Should optimistic estimates prevail and one in every million stars shelters a nearby technological civilization, and if as well they’re randomly strewn through the Milky Way—were these provisos to hold—then the nearest one, we recall, would be a few hundred light-years distant: at the closest, maybe 100 lightyears, more likely a thousand light-years-and, of course, perhaps nowhere, no matter how far. Suppose the nearest civilization on a planet of another star is, say, 200 light-years away. Then, some 150 years from now they’ll begin to receive our feeble post-World War II television and radar emission. What will they make of it? With each passing year the signal will get louder, more interesting, perhaps more alarming. Eventually, they may respond: by returning a radio message, or by visiting. In either case, the response will likely be limited by the finite value of the speed of light. With these wildly uncertain numbers, the answer to our unintentional mid-century call into the depths of space will not arrive until around the year 2350. If they’re farther away, of course, it will take longer; and if much farther away, much longer. The interesting possibility arises that our first receipt of a message from an alien civilization, a message intended for us (not just an all-points bulletin), will occur in a time when we are well situated on many worlds in our solar system and preparing to move on.

With or without such a message, though, we will have reason to continue outward, seeking other solar systems. Or—even safer in this unpredictable and violent sector of the Galaxy—to sequester some of us in self-sufficient habitations in interstellar space, far from the dangers constituted by the stars. Such a future would, I think, naturally evolve, by slow increments, even without any grand goal of interstellar travel:

For safety, some communities may wish to sever their ties with the rest of humanity—uninfluenced by other societies, other ethical codes, other technological imperatives. In a time when comets and asteroids are being routinely repositioned, we will be able to populate a small world and then cut it loose. In successive generations, as this world sped outward, the Earth would fade from bright star to pale dot to invisibility; the Sun would appear dimmer, until it was no more than a vaguely yellow point of light, lost among thousands of others. The travelers would approach interstellar night. Some such communities may be content with occasional radio and laser traffic with the old home worlds. Others, confident of the superiority of their own survival chances and wary of contamination, may try to disappear. Perhaps all contact with them will ultimately be lost, their very existence forgotten.

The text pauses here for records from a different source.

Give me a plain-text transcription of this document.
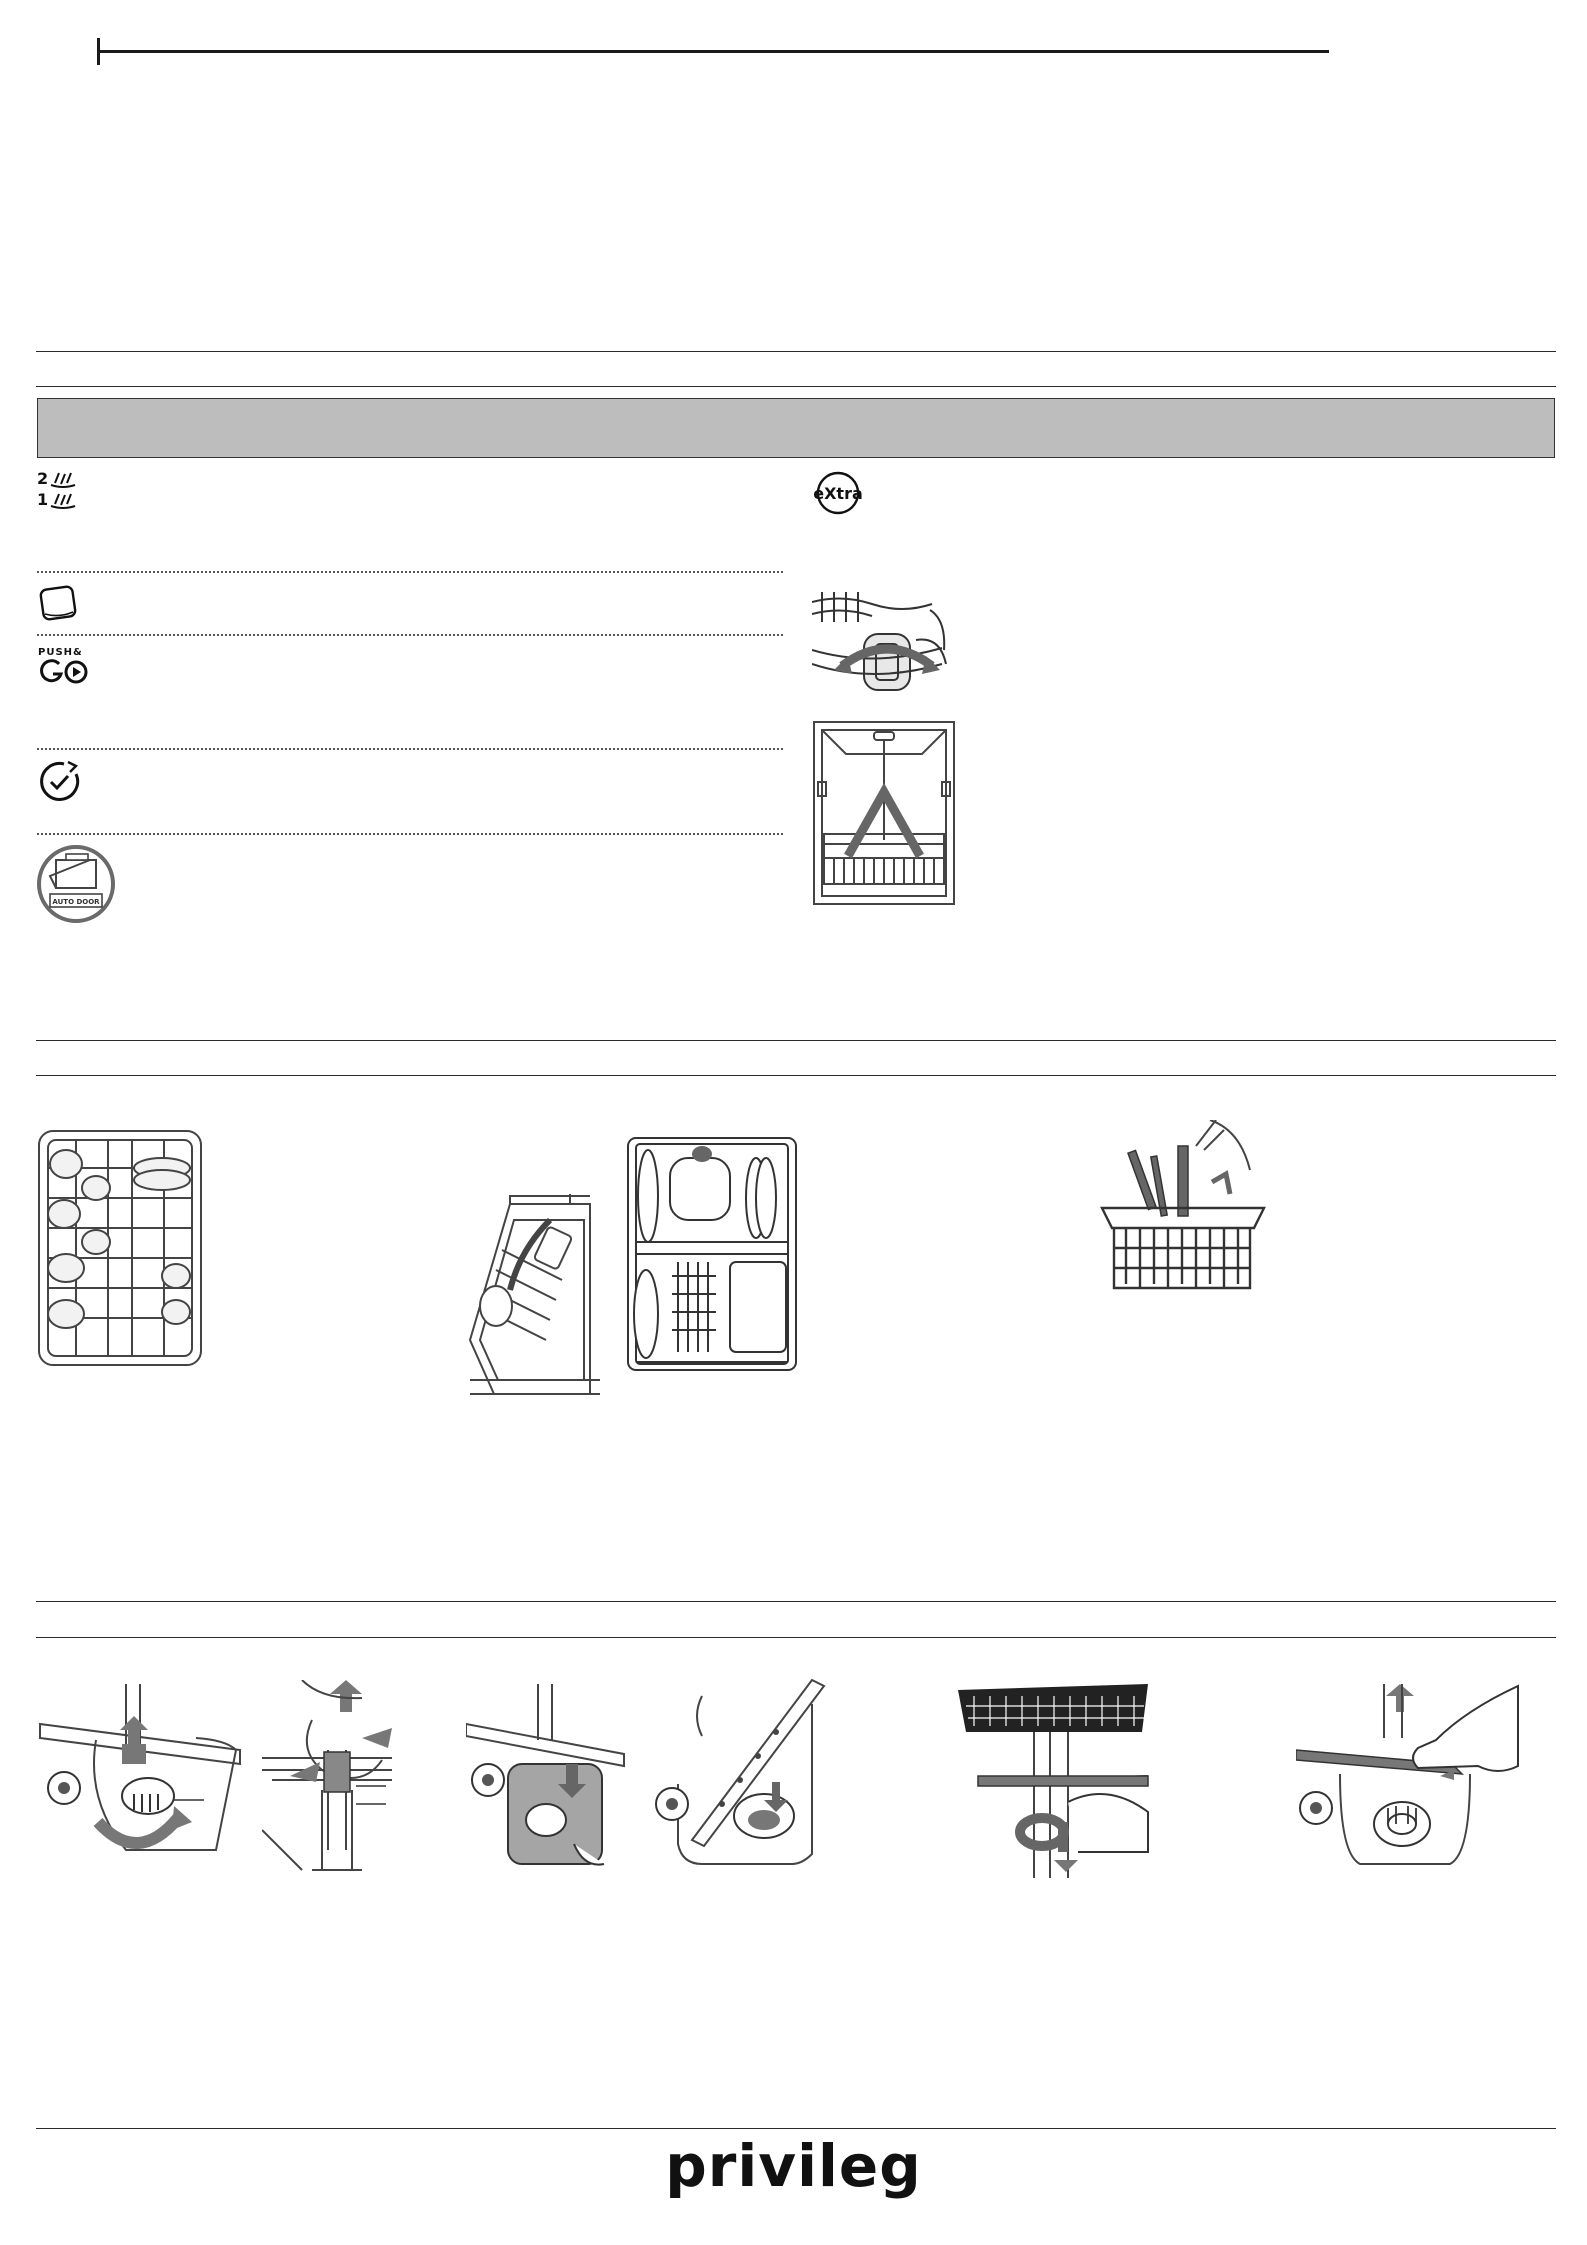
2
1
PUSH&
AUTO DOOR
eXtra
privileg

Even the resources of a sizable asteroid or comet are finite, though, and eventually more resources must be sought elsewhere—especially water, needed for drink, for a breathable oxygen atmosphere, and for hydrogen to power fusion reactors. So in the long run these communities must migrate from world to world, with no lasting loyalty to any. We might call it “pioneering,” or “homesteading.” A less sympathetic observer might describe it as sucking dry the resources of little world after little world. But there are a trillion little worlds in the Oort Comet Cloud.

Living in small numbers on a modest stepmother world far from the Sun, we will know that every scrap of food and every drop of water is dependent on the smooth operation of a farsighted technology; but these conditions are not radically unlike those to which we are already accustomed. Digging resources out of the ground and stalking passing resources seem oddly familiar, like a forgotten memory of childhood: It is, with a few significant changes, the strategy of our hunter-gatherer ancestors. For 99.9 percent of the tenure of humans on Earth, we lived such a life. Judging from some of the last surviving hunter-gatherers just before they were engulfed by the present global civilization, we may have been relatively happy. It’s the kind of life that forged us. So after a brief, only partially successful sedentary experiment, we may become wanderers again-more technological than last time, but even then our technology, stone tools and fire, was our only hedge against extinction.